Deconstructing Paradis

To get what’s happening on Parliament Hill, you need to think like a literary theorist

Back in the day, when my friends were preoccupied with their LSAT prep courses and I was buried in the writings of Jacques Derrida, they would mock me, saying, “What’s the point of that pseudo-intellectual crap?”

Well, who’s laughing now?

Sure, my old classmates all made partner years ago, and have long since been salting it away in offshore tax shelters. But which of them can make sense of the situation Natural Resources Minister Christian Paradis finds himself in?

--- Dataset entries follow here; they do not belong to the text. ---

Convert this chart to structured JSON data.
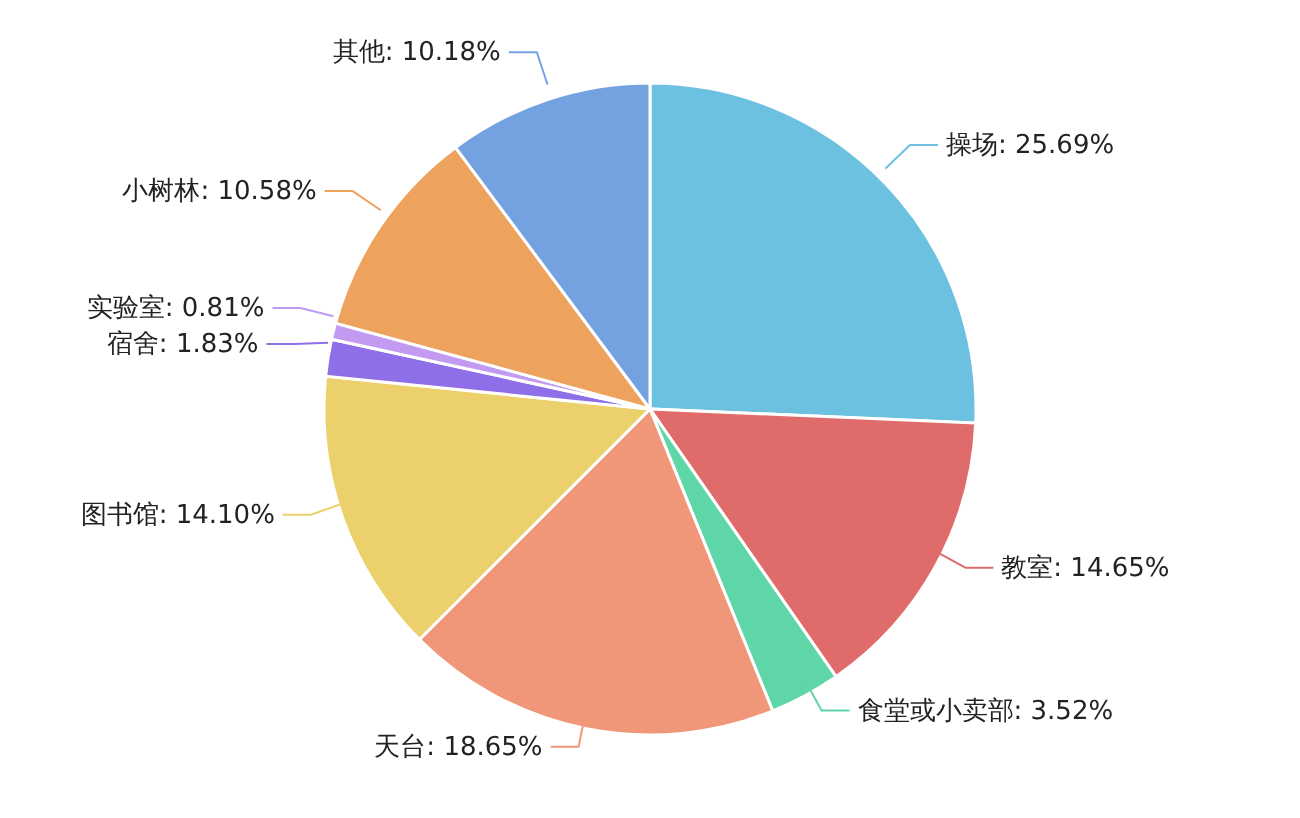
{
  "chart_data": {
    "type": "pie",
    "categories": [
      "操场",
      "教室",
      "食堂或小卖部",
      "天台",
      "图书馆",
      "宿舍",
      "实验室",
      "小树林",
      "其他"
    ],
    "values": [
      25.69,
      14.65,
      3.52,
      18.65,
      14.1,
      1.83,
      0.81,
      10.58,
      10.18
    ],
    "value_labels": [
      "25.69%",
      "14.65%",
      "3.52%",
      "18.65%",
      "14.10%",
      "1.83%",
      "0.81%",
      "10.58%",
      "10.18%"
    ],
    "colors": [
      "#6cc0e0",
      "#e06b6b",
      "#5ed6a8",
      "#f0977a",
      "#ecd06b",
      "#8f6fe8",
      "#c29af2",
      "#eda25e",
      "#74a2e0"
    ]
  }
}
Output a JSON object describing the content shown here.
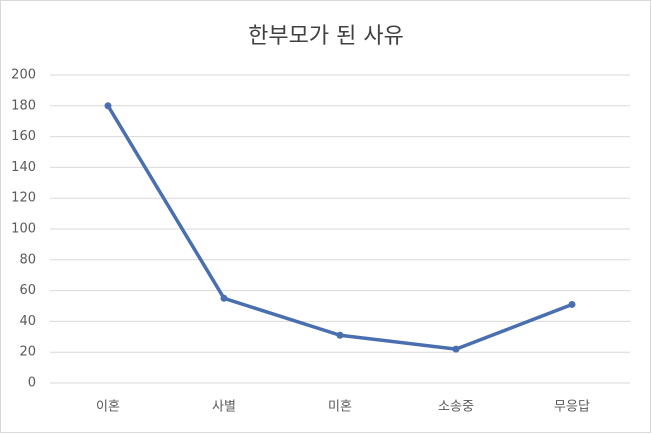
{
  "chart_data": {
    "type": "line",
    "title": "한부모가 된 사유",
    "categories": [
      "이혼",
      "사별",
      "미혼",
      "소송중",
      "무응답"
    ],
    "values": [
      180,
      55,
      31,
      22,
      51
    ],
    "color": "#4a6fb0",
    "ylim": [
      0,
      200
    ],
    "yticks": [
      0,
      20,
      40,
      60,
      80,
      100,
      120,
      140,
      160,
      180,
      200
    ],
    "grid": true
  }
}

Finally, my immersion in advanced literary theory is giving me the upper hand.

For without that grounding, I wouldn’t be able to decipher what the government means these days by “ministerial accountability and responsibility.”

You’ll recall that last spring the Tories made a big show of invoking this principle. No longer would mere political staffers appear when called to explain themselves before parliamentary committees. Only the responsible ministers would be accountable for whatever happened in their offices and departments.

But what does that mean? Some contend that it boils down to the obligation of a minister to resign if his underlings make serious enough mistakes. Others say that, at the very least, the minister must fully answer questions about what happens in his shop.

In the case of Paradis, however, whose political staffers evidently meddled in access to information requests, it’s a lowly aide who has lost his job, not the boss. And as for answering hard questions, it was House Leader John Baird who rose repeatedly in the House to face yesterday’s the Question Period onslaught, not Paradis.

The untutored might conclude that the government must have meant nothing at all by “responsibility” and “accountability.” To which I say, read the key postmodernist texts. I’d recommend starting with that indispensible decontructionist manifesto, Clarifying the Doctrine of Ministerial Responsibility as it Applies to the Government and Parliament of Canada, written by David E. Smith for the Gomery Commission.

“For much of Canadian history,” Smith explains, “the traditional concept of ministerial responsibility—which said ministers were responsible for what happened in their department—may have accurately reflected the prevailing realities of parliamentary government.

“Today, absolutism in politics, as in almost every other area of human life, is out of fashion. Deconstructive and postmodern assumptions about authority prevail, which is to say it is diffuse and dispersed.”

And they don’t teach that at executive MBA school.

So to get what’s happening on Parliament Hill, you need to think like a literary theorist. You need to shed the naive “absolutism” that leads you to imagine that “responsible” must mean “responsible” or “accountable” can only be read as “accountable.” The key words here are “diffuse” and “dispersed.” Baird’s job is to diffuse an explosive political scandal; the access-request-blocking staffers will be dispersed.

It’s very postmodern. I know for sure because I remember this exact queasy feeling.